As To Free a Mockingbird moves to the New York theater scene, Aki firmly believes that New York audiences can resonate with the play in just as many ways as the southern audience can — simply in different ways. "Southern audiences can nod along to certain parts, New York can nod along to certain parts … I can't expect an Atlanta audience to know what it's like to sit on the subway and bawl your eyes out! I can't wait to bring it to the New York audience and hit the ground running on the future of the project," she says.

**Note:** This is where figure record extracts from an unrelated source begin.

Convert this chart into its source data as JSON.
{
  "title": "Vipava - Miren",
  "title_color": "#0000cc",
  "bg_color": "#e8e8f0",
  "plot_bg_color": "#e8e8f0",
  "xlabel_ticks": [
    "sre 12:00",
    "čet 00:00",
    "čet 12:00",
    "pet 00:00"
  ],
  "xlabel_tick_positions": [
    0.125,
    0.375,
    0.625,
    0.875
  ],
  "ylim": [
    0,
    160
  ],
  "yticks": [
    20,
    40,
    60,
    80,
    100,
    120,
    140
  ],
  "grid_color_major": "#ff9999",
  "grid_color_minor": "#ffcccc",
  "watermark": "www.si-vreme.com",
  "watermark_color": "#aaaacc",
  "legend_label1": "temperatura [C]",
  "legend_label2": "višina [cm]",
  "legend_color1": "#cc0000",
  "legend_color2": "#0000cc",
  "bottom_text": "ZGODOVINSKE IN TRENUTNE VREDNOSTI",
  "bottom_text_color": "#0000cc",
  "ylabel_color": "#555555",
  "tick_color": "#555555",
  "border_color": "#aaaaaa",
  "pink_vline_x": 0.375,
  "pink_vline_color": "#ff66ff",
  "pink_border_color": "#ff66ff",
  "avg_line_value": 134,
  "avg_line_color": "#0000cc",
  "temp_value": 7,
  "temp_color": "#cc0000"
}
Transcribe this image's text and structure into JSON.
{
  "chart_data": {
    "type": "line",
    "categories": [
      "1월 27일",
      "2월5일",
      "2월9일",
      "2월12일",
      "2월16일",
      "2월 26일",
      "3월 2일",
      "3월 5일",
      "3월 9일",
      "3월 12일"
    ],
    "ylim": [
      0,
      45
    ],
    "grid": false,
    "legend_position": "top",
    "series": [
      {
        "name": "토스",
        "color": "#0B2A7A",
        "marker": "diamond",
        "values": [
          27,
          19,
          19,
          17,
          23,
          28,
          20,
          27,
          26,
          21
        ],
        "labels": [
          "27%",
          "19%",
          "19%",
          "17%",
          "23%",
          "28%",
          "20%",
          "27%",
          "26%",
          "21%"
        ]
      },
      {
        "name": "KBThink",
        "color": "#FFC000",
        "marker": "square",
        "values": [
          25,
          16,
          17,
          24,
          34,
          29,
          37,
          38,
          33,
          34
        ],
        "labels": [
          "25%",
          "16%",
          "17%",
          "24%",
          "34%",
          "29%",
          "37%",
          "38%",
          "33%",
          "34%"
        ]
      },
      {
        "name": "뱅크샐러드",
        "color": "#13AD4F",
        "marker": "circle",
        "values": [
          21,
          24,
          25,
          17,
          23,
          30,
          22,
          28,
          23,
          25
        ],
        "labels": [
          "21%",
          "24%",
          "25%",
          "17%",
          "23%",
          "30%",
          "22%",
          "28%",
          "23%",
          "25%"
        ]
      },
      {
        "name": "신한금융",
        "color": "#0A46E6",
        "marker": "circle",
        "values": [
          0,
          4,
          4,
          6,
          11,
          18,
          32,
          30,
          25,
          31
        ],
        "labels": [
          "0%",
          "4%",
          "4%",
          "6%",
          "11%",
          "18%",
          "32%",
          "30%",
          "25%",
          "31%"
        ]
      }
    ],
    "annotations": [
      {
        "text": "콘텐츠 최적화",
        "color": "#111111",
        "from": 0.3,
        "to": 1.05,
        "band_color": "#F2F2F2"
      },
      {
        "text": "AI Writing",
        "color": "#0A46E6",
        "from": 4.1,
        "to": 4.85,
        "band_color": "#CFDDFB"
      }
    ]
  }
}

Whether by listening to her podcast or perusing her art on Instagram, Aki hopes audiences will gain not only an understanding of her, but of themselves, through her work. As Aki continues to evolve as an artist, the candid stories of trauma and truth she boldly shares will carry on through those who have felt validated and seen by them. For those who attend Aki's To Free a Mockingbird during its run with the SheNYC Theater Festival, she hopes that audiences will walk away with the assertion that their story matters. "I think that sometimes we forget the gravity of our own ability to tell stories. That doesn't mean that every audience member should do a stand-up show, maybe that's not their vessel, but maybe it's a Medium article, or just their own diary … I think that you probably have a lot more to say than what people hear."